In 2005, with record-breaking oil prices (due to the Iraq war, economic expansion of the United States and the People’s Republic of China) the company saw an unexpected  excess of funds. This tendency continued in 2006 and 2007. However, the excess funds were used to pay salaries of bureaucrats  and current  government expenses,  instead  of being  invested  in  projects  for exploration and production.  During President Vicente Fox’s administration, these funds amounted  to about $70 billion, yet the administration said that there was not enough money to pay debts.

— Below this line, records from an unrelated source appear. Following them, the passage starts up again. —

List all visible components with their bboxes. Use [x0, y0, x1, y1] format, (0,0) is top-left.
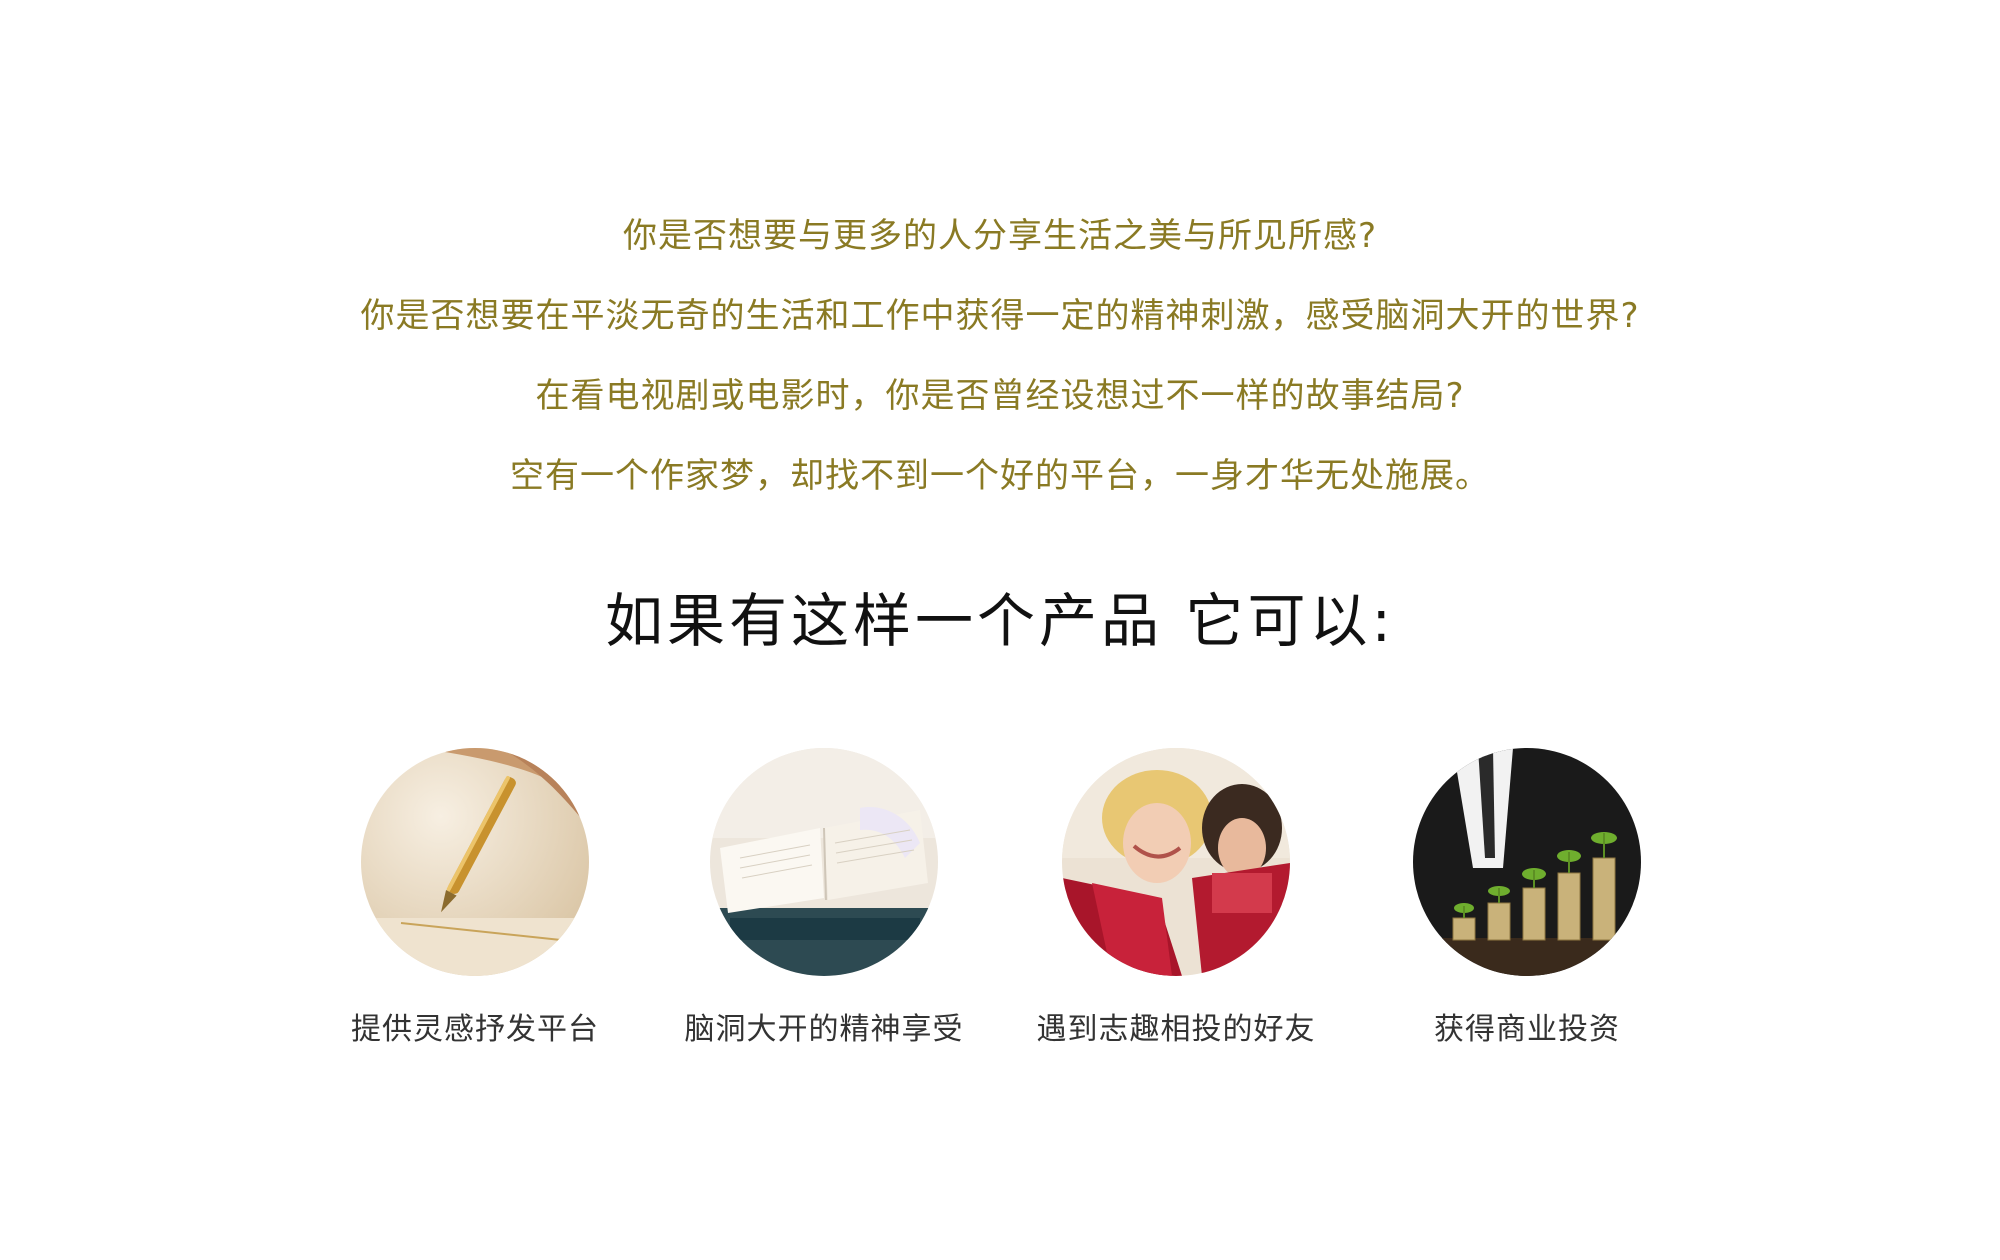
feature-label-mind-opening: 脑洞大开的精神享受	[684, 1012, 964, 1047]
feature-mind-opening: 脑洞大开的精神享受	[674, 748, 974, 1048]
feature-label-friends: 遇到志趣相投的好友	[1036, 1012, 1316, 1047]
feature-inspiration: 提供灵感抒发平台	[325, 748, 625, 1048]
intro-questions: 你是否想要与更多的人分享生活之美与所见所感? 你是否想要在平淡无奇的生活和工作中…	[0, 196, 2000, 516]
feature-investment: 获得商业投资	[1377, 748, 1677, 1048]
feature-list: 提供灵感抒发平台	[0, 748, 2000, 1048]
intro-line-3: 在看电视剧或电影时，你是否曾经设想过不一样的故事结局?	[535, 376, 1465, 416]
intro-line-4: 空有一个作家梦，却找不到一个好的平台，一身才华无处施展。	[510, 456, 1490, 496]
open-book-image	[710, 748, 938, 976]
feature-label-inspiration: 提供灵感抒发平台	[351, 1012, 599, 1047]
feature-label-investment: 获得商业投资	[1434, 1012, 1620, 1047]
intro-line-1: 你是否想要与更多的人分享生活之美与所见所感?	[622, 216, 1378, 256]
coins-plants-image	[1413, 748, 1641, 976]
intro-line-2: 你是否想要在平淡无奇的生活和工作中获得一定的精神刺激，感受脑洞大开的世界?	[360, 296, 1640, 336]
feature-friends: 遇到志趣相投的好友	[1026, 748, 1326, 1048]
women-reading-image	[1062, 748, 1290, 976]
headline: 如果有这样一个产品 它可以:	[605, 587, 1395, 655]
pen-writing-image	[361, 748, 589, 976]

To help capitalize the company, President Felipe Calderón then made clear at the beginning of his presidency that he would respect the constitutional mandate to keep Pemex in the government’s hands, but that he would try his best to open up the sector to private investment.

Bibliography:

  1. José Antonio Almazán González, El debate constitucional sobre la reforma de Pemex: conclusiones y propuestas [The Debate on the Constitutional Reform of Pemex:  Conclusions  and  Proposals]  (Grupo  Parlamentario de PRD, 2008);
  2. Luis Pazos, Los dueños de PEMEX: del saqueo a la reforma [The Owners of PEMEX: The Pillaging of Reform] (Diana, 2008);
  3. Pemex, www.pemex.com (cited March  2009);
  4. Simone Pulver, “Importing Environmentalism: Explaining Petroleos Mexicanos’ Cooperative Climate Policy,” Studies in Comparative International Development (v.42/3–4, 2007).